Откуда-то из недр души, заваленная временем и невзгодами, выворачивается песня и во мне. Я подхватываю:
Ой, кого лю-ублю-у,
Кого лю-ублю-у,
Не дожду-уся-ааа…
Мама вздрагивает от моей поддержки, вглядывается, роняя слезу, и голос ее собирается, на глазах выпрямляется, почти восстанавливается в былой расцветке, распускается и набухает чувством, но до прежней молодой силы и сверкающей красоты не дотягивает.
Я пою вместе с ней. Душа щемит прежним, солнечным чувством, которое собиралось на просторе в станице. Перед глазами встают знакомые хаты в белом сверкании весенних садов, в облаках цветущих груш, кислиц, боярышника за станицей, над которой звенит от голосов птиц высокое синее небо.
— А теперь вот эту: «Ой, там на горе…» Ее хорошо пели в Пшехской.
— Я помню, мама. — И сам согреваюсь прежними чувствами, наполняясь прежней красотой песни. Да, да!.. Вот чего не хватало мне — дыхания материнской песни, голоса родины, родниковой чистоты богатой и щедрой песенной души ее!
И вот песня волнует, жжет тем, далеким…
А она еще строгая, мама, почти грустная. По-прежнему смотрит поверх стола, когда запевает:
Ой, там на горе-э,
В шелковой траве-э,
Там сидела пара,
Пара голубей.
Я подхватываю опять. Она переводит взгляд на меня и как бы ловит сердцем, угадывает чувствами: тот я или не тот?..
Она поет и все смотрит на меня, точно отгадывая: я это или не я?
Я взбадриваю ее взглядом. Подпеваю:
Откуда ни возьмись —
Охотник-злодей.
Разлучил он пару,
Пару голубей.
Голос ее к концу песни почти уже набрал былую силу, почти до самого верха налился соком красоты ее чувства, и я поражался: ничего не берет мою маму! Я любовался своей несгибаемой мамой, когда из глаз ее ярко, как сок из перезревших виноградин, брызнули слезы и голос ее сломался на словах:
Голубка не ела…
— Как же ей есть, когда одна, бедняжка, осталась? Вот так и я. Отняла у меня война Николая, вашего отца, и я одна и одна, как былинка. — И последний куплет не пропела, а досказала, все так же жутко и отрешенно глядя поверх стола:
Голубка не ела,
Воду не пила.
Из-под той горочки
Голубя ждала.
И заключила:
— Так и прождала всю жизнь. А теперь: ешь, ешь. Эх, сынок! Разве ж теперь наешь? Проклятая война!..

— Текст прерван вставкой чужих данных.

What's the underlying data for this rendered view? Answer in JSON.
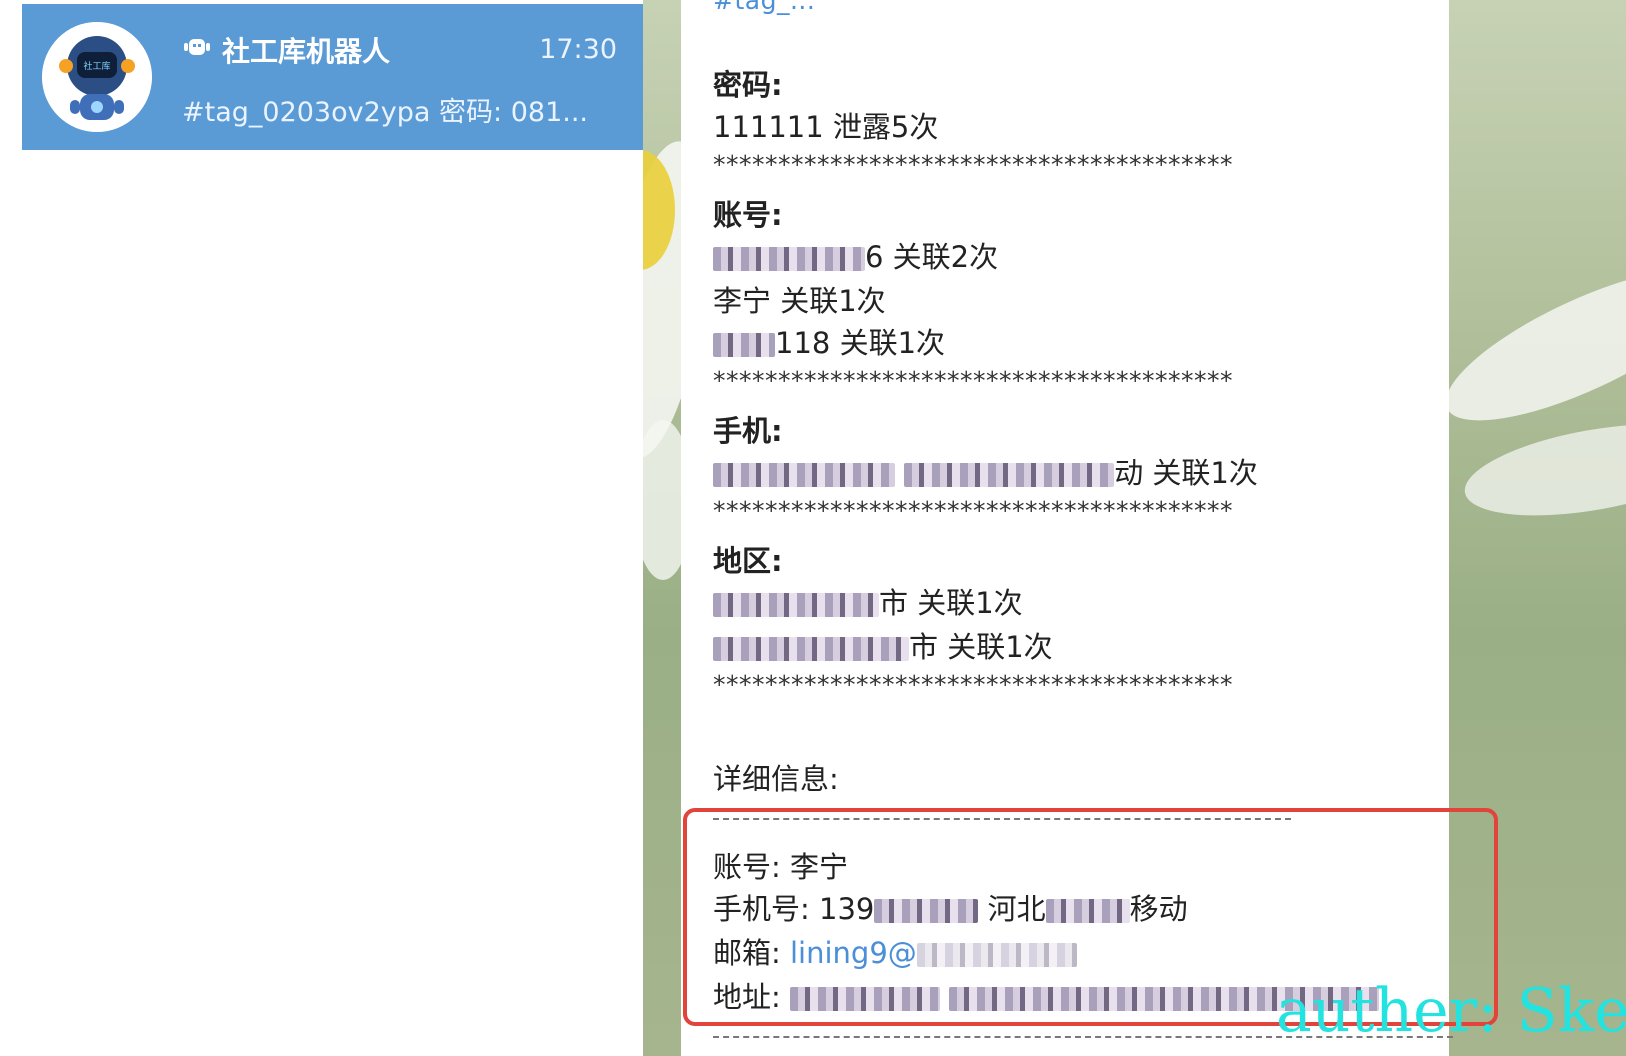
{
  "chat_list": {
    "item": {
      "name": "社工库机器人",
      "time": "17:30",
      "preview": "#tag_0203ov2ypa 密码: 081...",
      "avatar_text": "社工库"
    }
  },
  "message": {
    "top_cut": "#tag_...",
    "password_heading": "密码:",
    "password_value": "111111 泄露5次",
    "separator": "****************************************",
    "account_heading": "账号:",
    "account_1_suffix": "6 关联2次",
    "account_2": "李宁 关联1次",
    "account_3_suffix": "118 关联1次",
    "phone_heading": "手机:",
    "phone_suffix": "动 关联1次",
    "region_heading": "地区:",
    "region_1_suffix": "市 关联1次",
    "region_2_suffix": "市 关联1次",
    "detail_heading": "详细信息:",
    "detail_account": "账号: 李宁",
    "detail_phone_label": "手机号: 139",
    "detail_phone_suffix": "河北",
    "detail_phone_end": "移动",
    "detail_email_label": "邮箱:",
    "detail_email_value": "lining9@",
    "detail_address_label": "地址:"
  },
  "watermark": "auther: Ske"
}
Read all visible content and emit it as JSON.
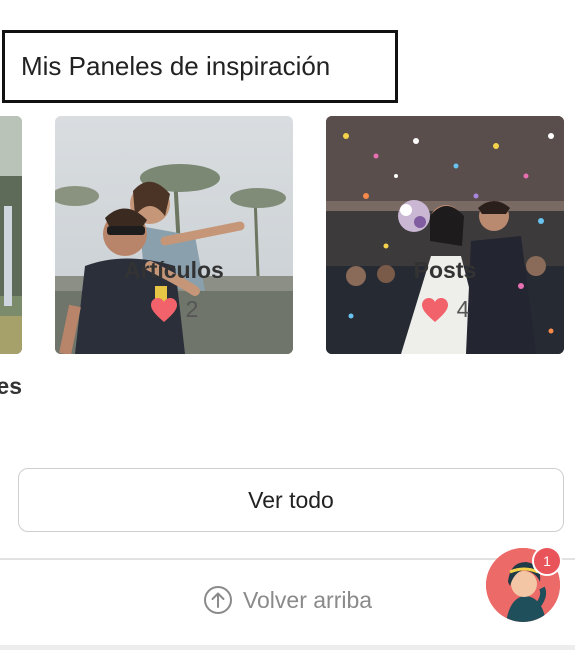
{
  "section": {
    "title": "Mis Paneles de inspiración"
  },
  "boards": [
    {
      "label": "es",
      "partial": true
    },
    {
      "label": "Artículos",
      "likes": "2",
      "image": "couple-piggyback-photo"
    },
    {
      "label": "Posts",
      "likes": "4",
      "image": "wedding-confetti-photo"
    }
  ],
  "actions": {
    "view_all": "Ver todo",
    "back_to_top": "Volver arriba"
  },
  "chat": {
    "badge_count": "1"
  },
  "colors": {
    "heart": "#f1626b",
    "avatar_bg": "#ec6a67",
    "badge": "#e8545a"
  }
}
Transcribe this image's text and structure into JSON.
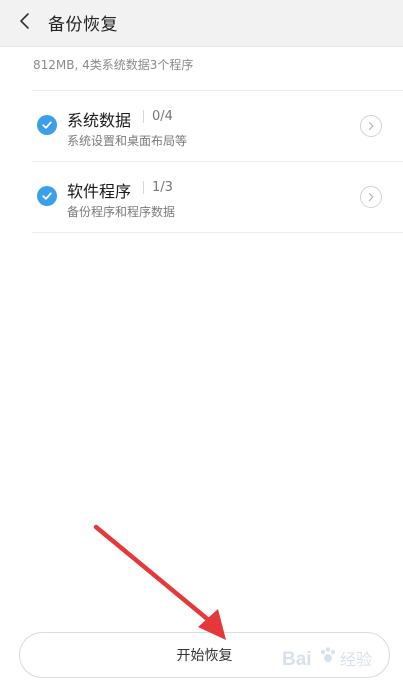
{
  "header": {
    "back_icon": "chevron-left-icon",
    "title": "备份恢复"
  },
  "summary": "812MB, 4类系统数据3个程序",
  "items": [
    {
      "title": "系统数据",
      "count": "0/4",
      "subtitle": "系统设置和桌面布局等",
      "checked": true,
      "icon": "check-icon",
      "arrow_icon": "chevron-right-icon"
    },
    {
      "title": "软件程序",
      "count": "1/3",
      "subtitle": "备份程序和程序数据",
      "checked": true,
      "icon": "check-icon",
      "arrow_icon": "chevron-right-icon"
    }
  ],
  "start_button": {
    "label": "开始恢复"
  },
  "annotation": {
    "icon": "red-arrow-icon",
    "color": "#e5383b"
  },
  "watermark": {
    "icon": "baidu-jingyan-watermark",
    "text": "Bai经验"
  },
  "colors": {
    "accent": "#3aa0ec",
    "header_bg": "#f2f2f2",
    "arrow_red": "#e5383b"
  }
}
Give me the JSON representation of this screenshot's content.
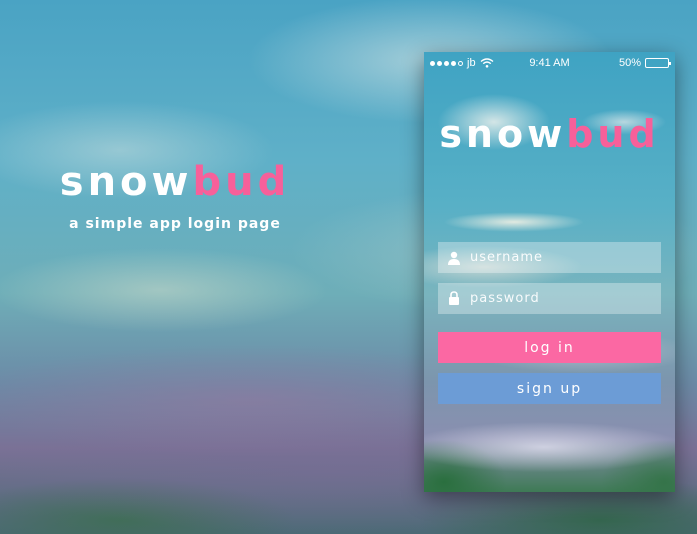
{
  "brand": {
    "logo_main": "snow",
    "logo_accent": "bud",
    "tagline": "a simple app login page"
  },
  "status_bar": {
    "carrier": "jb",
    "time": "9:41 AM",
    "battery_percent": "50%",
    "battery_level": 0.5
  },
  "app": {
    "logo_main": "snow",
    "logo_accent": "bud",
    "username_placeholder": "username",
    "password_placeholder": "password",
    "login_label": "log in",
    "signup_label": "sign up"
  },
  "colors": {
    "accent_pink": "#f7609a",
    "login_button": "#fb68a3",
    "signup_button": "#6c9cd6",
    "battery": "#f2c21c"
  },
  "icons": {
    "username": "user-icon",
    "password": "lock-icon",
    "wifi": "wifi-icon",
    "battery": "battery-icon"
  }
}
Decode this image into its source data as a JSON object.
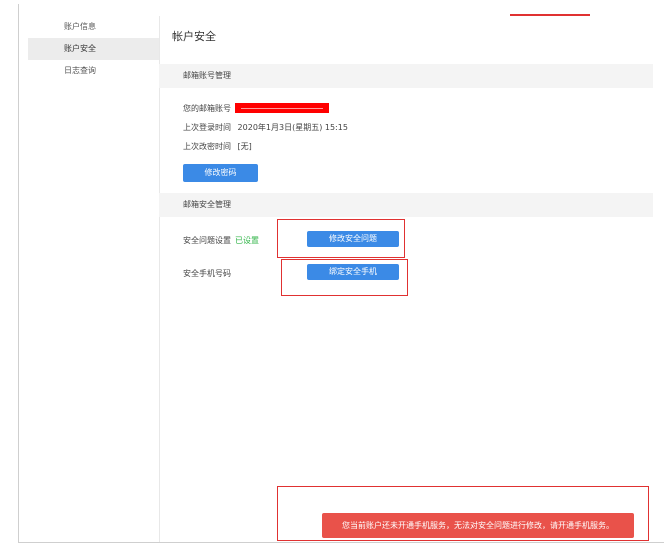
{
  "sidebar": {
    "items": [
      {
        "label": "账户信息"
      },
      {
        "label": "账户安全"
      },
      {
        "label": "日志查询"
      }
    ]
  },
  "main": {
    "title": "帐户安全",
    "email_section": {
      "heading": "邮箱账号管理",
      "email_label": "您的邮箱账号",
      "last_login_label": "上次登录时间",
      "last_login_value": "2020年1月3日(星期五) 15:15",
      "last_pwd_change_label": "上次改密时间",
      "last_pwd_change_value": "[无]",
      "change_password_button": "修改密码"
    },
    "security_section": {
      "heading": "邮箱安全管理",
      "question_label": "安全问题设置",
      "question_status": "已设置",
      "modify_question_button": "修改安全问题",
      "phone_label": "安全手机号码",
      "bind_phone_button": "绑定安全手机"
    }
  },
  "toast": {
    "message": "您当前账户还未开通手机服务，无法对安全问题进行修改，请开通手机服务。"
  },
  "colors": {
    "primary_button": "#3b8ae6",
    "highlight_red": "#e03131",
    "toast_bg": "#e9524a",
    "status_green": "#33b54a"
  }
}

Слезы осыпались с ее лица, как капли с осенних листьев, а она их не замечала, не вытирала, как умеет — тыльной стороной ладони, больше пальцами. Качала головой дальнему своему времени и одинокому сегодняшнему дню.
А я чувствовал себя так, точно бы я виноват в том, что была война. Точно бы я виноват, что не стало у меня моего отца, ее мужа. Точно бы я убил песенного голубя, а голубку взял в дом, заставлял: «Ешь, ешь!..»
Как же мы должны быть ответственны за каждый наш день, за каждое наше слово, чтобы не было трагедий впереди!..
Она глянула на меня и испугалась, заметив мое состояние. Испугалась, подумав, наверное, что это она причинила мне боль. И вдруг спохватилась. Переменилась вмиг.
— Да ну ее к черту, эту грусть! Ее никогда не перегрустишь! А ну-ка вставай, щас спляшем! — И пошла, подбоченясь, как в молодости, по комнате.
Ой, чеботы, чеботы
Из бычка!
Чего ж вы не робыте,
Як дочка?
И в обратную сторону пошла, пританцовывая.
— Ну-ка, хватит грустить, сын! Мы все давно перегрузили! Теперь пусть наши враги журятся! — И пританцовывает, припевает:
Ой, зачем мне капусту садить?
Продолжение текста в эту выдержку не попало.